Answer
The linear function whose contour map shown in Figure 24 (contour interval $m=6$) is:
$f\left( {x,y} \right) = 2x + 6y + 6$
If the contour interval is $m=3$, the linear function becomes:
$f\left( {x,y} \right) = x + 3y + 3$
Work Step by Step
A linear function has the form: $f\left( {x,y} \right) = Ax + By + C$
Consider the line for $c=6$. We notice that the origin $\left( {0,0} \right)$ is located in the line. So,
$6 = A\left( 0 \right) + B\left( 0 \right) + C$
$C = 6$
Consider the line for $c=0$. We have the points $\left( { - 3,0} \right)$ and $\left( {0, - 1} \right)$ located in the line. So,
$\begin{array}{l}
0 = A\left( { - 3} \right) + B\left( 0 \right) + 6\\
0 = - 3A + 6\\
A = 2
\end{array}$
$\begin{array}{l}
0 = A\left( 0 \right) + B\left( { - 1} \right) + 6\\
0 = - B + 6\\
B = 6
\end{array}$
Thus, the linear function is $f\left( {x,y} \right) = 2x + 6y + 6$
If the curve labeled $c=6$ is relabeled $c=3$, then we still have the origin $\left( {0,0} \right)$ located in the line. So,
$3 = A\left( 0 \right) + B\left( 0 \right) + C$
$C = 3$
Consider the line for $c=0$. We have the points $\left( { - 3,0} \right)$ and $\left( {0, - 1} \right)$ located in the line.
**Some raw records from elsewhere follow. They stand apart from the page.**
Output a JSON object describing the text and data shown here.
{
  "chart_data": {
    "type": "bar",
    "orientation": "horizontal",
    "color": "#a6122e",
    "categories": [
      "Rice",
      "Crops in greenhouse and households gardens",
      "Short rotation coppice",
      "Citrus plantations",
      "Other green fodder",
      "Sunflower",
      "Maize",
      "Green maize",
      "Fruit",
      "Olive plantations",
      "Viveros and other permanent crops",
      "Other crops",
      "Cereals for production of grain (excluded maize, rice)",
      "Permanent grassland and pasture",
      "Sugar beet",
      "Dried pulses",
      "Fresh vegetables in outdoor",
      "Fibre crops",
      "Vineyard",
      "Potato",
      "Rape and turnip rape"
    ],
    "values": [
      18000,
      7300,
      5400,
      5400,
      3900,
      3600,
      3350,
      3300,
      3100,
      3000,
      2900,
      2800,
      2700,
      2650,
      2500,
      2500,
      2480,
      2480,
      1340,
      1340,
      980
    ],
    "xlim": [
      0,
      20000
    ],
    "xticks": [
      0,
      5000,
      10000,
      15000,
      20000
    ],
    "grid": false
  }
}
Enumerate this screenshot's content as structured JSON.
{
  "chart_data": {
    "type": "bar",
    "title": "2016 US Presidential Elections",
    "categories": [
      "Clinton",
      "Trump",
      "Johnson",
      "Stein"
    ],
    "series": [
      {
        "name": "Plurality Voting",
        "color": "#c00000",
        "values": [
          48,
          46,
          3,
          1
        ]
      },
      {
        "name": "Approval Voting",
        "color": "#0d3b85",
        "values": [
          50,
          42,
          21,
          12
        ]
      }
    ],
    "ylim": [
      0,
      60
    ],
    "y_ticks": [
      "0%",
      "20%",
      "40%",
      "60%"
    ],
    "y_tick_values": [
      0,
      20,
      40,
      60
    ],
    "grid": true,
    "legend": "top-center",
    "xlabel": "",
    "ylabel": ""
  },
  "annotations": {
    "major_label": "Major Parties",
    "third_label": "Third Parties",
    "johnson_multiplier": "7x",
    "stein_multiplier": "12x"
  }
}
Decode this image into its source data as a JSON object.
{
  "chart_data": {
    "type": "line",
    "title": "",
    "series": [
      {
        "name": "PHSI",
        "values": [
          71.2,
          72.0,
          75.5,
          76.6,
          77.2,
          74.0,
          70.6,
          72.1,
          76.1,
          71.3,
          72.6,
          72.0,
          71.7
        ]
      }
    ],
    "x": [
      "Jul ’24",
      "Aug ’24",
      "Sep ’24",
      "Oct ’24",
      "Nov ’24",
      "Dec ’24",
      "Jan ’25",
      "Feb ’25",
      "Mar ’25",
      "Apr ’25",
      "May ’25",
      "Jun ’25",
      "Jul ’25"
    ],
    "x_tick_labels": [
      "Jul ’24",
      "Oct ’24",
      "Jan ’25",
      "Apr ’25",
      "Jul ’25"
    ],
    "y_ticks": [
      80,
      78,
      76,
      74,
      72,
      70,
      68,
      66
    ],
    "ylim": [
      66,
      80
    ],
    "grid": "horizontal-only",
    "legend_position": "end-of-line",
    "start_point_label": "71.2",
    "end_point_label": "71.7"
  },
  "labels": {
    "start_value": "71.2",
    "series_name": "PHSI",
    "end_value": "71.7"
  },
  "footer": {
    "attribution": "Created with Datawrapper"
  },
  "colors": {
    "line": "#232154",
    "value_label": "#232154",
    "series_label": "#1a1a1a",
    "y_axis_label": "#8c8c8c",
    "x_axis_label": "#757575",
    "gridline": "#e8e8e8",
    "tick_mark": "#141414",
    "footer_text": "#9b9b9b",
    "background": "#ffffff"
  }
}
So,
$\begin{array}{l}
0 = A\left( { - 3} \right) + B\left( 0 \right) + 3\\
0 = - 3A + 3\\
A = 1
\end{array}$
$\begin{array}{l}
0 = A\left( 0 \right) + B\left( { - 1} \right) + 3\\
0 = - B + 3\\
B = 3
\end{array}$
Thus, the new linear function is $f\left( {x,y} \right) = x + 3y + 3$